En la imaginación de los estadounidenses, el ciudadano Richard Jewell, acusado de ser autor de un atentado con bomba en el Centennial Park de Atlanta, durante los Juegos Olímpicos de 1996, era una suerte de “muñeco desafortunado, un inadaptado, un Forrest Gump”, según lo describió la periodista Marie Brenner de la revista Vanity Fair, en una crónica sobre su caso.
Jewell, nacido en Virginia en 1962, trabajaba como agente de seguridad en el parque citado. Allí se realizaban conciertos y actividades paralelas a los JJOO. El 27 de julio vio un paquete sospechoso debajo de una banca –se trataba de una mochila militar– y alertó a la Policía. Se acordonó el lugar y alejó de allí a gran cantidad de personas.
Era una bomba que explotó minutos después, causando la muerte de dos personas. Jewell, que ganó valiosos minutos al avisar a la Policía y evitó muchas muertes más, fue considerado un héroe inmediato. Pero, con el paso de las horas, la situación cambió: el FBI empezó a considerarlo el principal sospechoso del atentado. ¿Por qué? Había episodios oscuros en el pasado de Jewell.
Había trabajado como ayudante del sheriff del condado de Habersham, en Georgia, y había cometido excesos vinculados a su exacerbado sentido de la seguridad: detenía sin motivo autos en la carretera o realizaba detalladísimos informes de casos sin importancia.
En otro empleo, como guardia de un condominio de viviendas, ingresó sin permiso a una de ellas para averiguar por qué los dueños hacían ruido. Se sentía y se comportaba como un policía, pero no lo era. Su sobrepeso se lo impidió. Cuando trabajó en el campus de Piedmon College, quiso arrestar a un estudiante por consumir marihuana y ejerció abuso de autoridad sobre otros. Fue el director de esta escuela la primera persona que llamó al FBI para dar cuenta de esos hechos, cuando aún se le creía un héroe.
La investigación
En los días posteriores a su heroico acto, Richard Jewell concedió una docena de entrevistas a distintos medios. Eso contribuyó a que el FBI pensara que estaba buscando notoriedad. Entonces Jewell tenía 33 años, vivía con su madre, Bobi, y tenía un arsenal de armas en casa. Por esas características, los detectives lo perfilaron como un posible “terrorista solitario” que plantó la bomba para llevarse el crédito de encontrarla.

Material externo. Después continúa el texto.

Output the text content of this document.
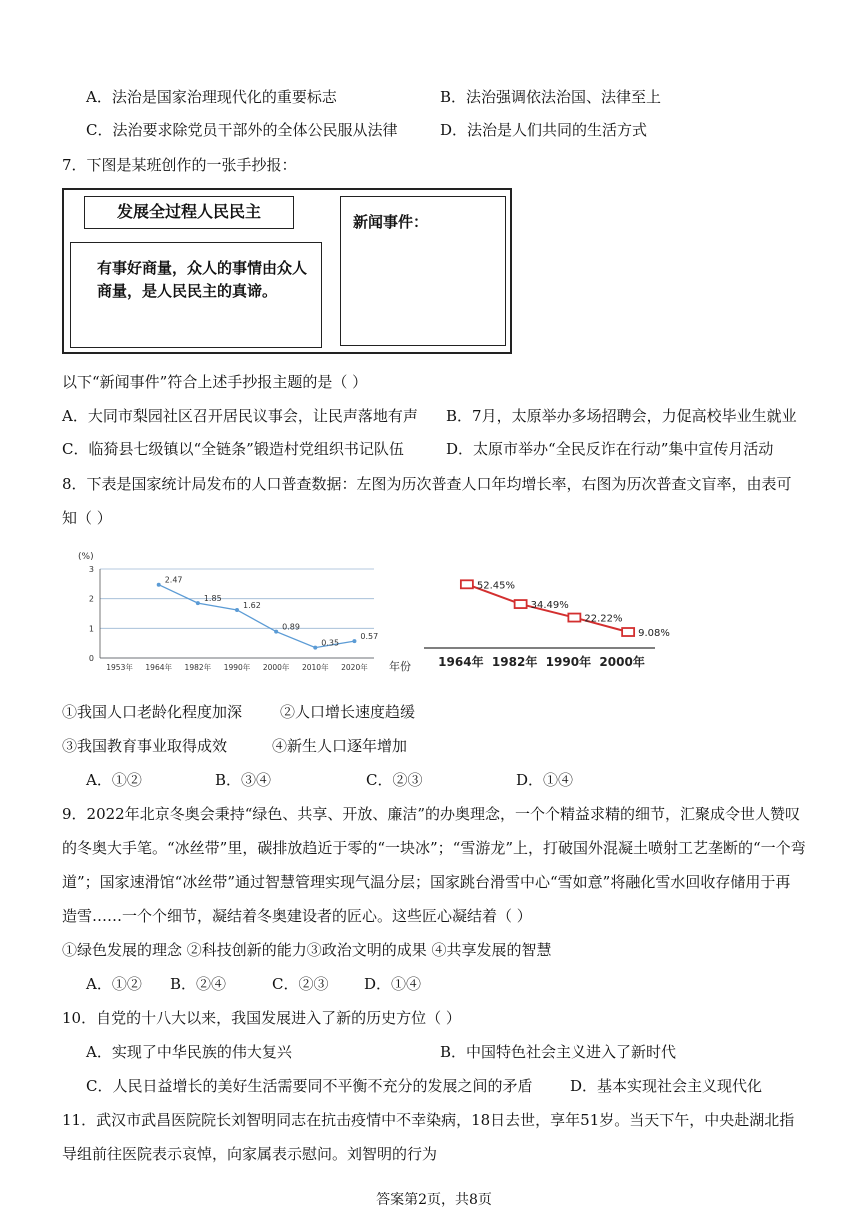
A．法治是国家治理现代化的重要标志	B．法治强调依法治国、法律至上
C．法治要求除党员干部外的全体公民服从法律	D．法治是人们共同的生活方式
7．下图是某班创作的一张手抄报：
发展全过程人民民主
有事好商量，众人的事情由众人商量，是人民民主的真谛。
新闻事件：
以下“新闻事件”符合上述手抄报主题的是（ ）
A．大同市梨园社区召开居民议事会，让民声落地有声 B．7月，太原举办多场招聘会，力促高校毕业生就业
C．临猗县七级镇以“全链条”锻造村党组织书记队伍	D．太原市举办“全民反诈在行动”集中宣传月活动
8．下表是国家统计局发布的人口普查数据：左图为历次普查人口年均增长率，右图为历次普查文盲率，由表可
知（ ）
0
1
2
3
(%)
1953年 1964年 1982年 1990年 2000年 2010年 2020年 年份
2.47
1.85
1.62
0.89
0.35
0.57
1964年 1982年 1990年 2000年
52.45%
34.49%
22.22%
9.08%
①我国人口老龄化程度加深	②人口增长速度趋缓
③我国教育事业取得成效	④新生人口逐年增加
A．①②	B．③④	C．②③	D．①④
9．2022年北京冬奥会秉持“绿色、共享、开放、廉洁”的办奥理念，一个个精益求精的细节，汇聚成令世人赞叹
的冬奥大手笔。“冰丝带”里，碳排放趋近于零的“一块冰”；“雪游龙”上，打破国外混凝土喷射工艺垄断的“一个弯
道”；国家速滑馆“冰丝带”通过智慧管理实现气温分层；国家跳台滑雪中心“雪如意”将融化雪水回收存储用于再
造雪……一个个细节，凝结着冬奥建设者的匠心。这些匠心凝结着（ ）
①绿色发展的理念 ②科技创新的能力③政治文明的成果 ④共享发展的智慧
A．①② B．②④	C．②③ D．①④
10．自党的十八大以来，我国发展进入了新的历史方位（ ）
A．实现了中华民族的伟大复兴	B．中国特色社会主义进入了新时代
C．人民日益增长的美好生活需要同不平衡不充分的发展之间的矛盾	D．基本实现社会主义现代化
11．武汉市武昌医院院长刘智明同志在抗击疫情中不幸染病，18日去世，享年51岁。当天下午，中央赴湖北指
导组前往医院表示哀悼，向家属表示慰问。刘智明的行为
答案第2页，共8页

Era paradójico: Jewell era el típico norteamericano blanco, respetuoso de la ley, la autoridad y el orden, amante de las armas y muy patriota. De esos que sentían que debían proteger a los demás y servir a su país. A ese ciudadano, el FBI lo investigó como el principal sospechoso del atentado.
La pesquisa tomó varios meses y al final no pudo probar nada. Un personaje importante en esta etapa fue el abogado Watson Bryant, que asumió su defensa. Conocía a Richard desde una década atrás. Él evitó que Jewell, que era bastante sumiso con los policías que lo investigaban, fuera inducido a aceptar alguna responsabilidad.
Una carta enviada por el fiscal investigador del caso, Kent Alexander, a los abogados del investigado culminó con el proceso. “En base a la evidencia desarrollada hasta la fecha... Richard Jewell no es considerado un objetivo del gobierno federal”, decía. Caso cerrado.
A ese héroe inusual, fallecido el 2007, Clint Eastwood le ha dedicado su más reciente película: El caso de Richard Jewell. Ahí cuenta cómo ese hombre enfrenta al Gobierno y a los grandes medios y sale victorioso. Para Eastwood, Jewell, a quien periodistas y policías trataron de forma muy condescendiente, merecía ser reivindicado. “Que esta película sirva para despejar toda duda alrededor de su nombre”, ha dicho. (R. M.)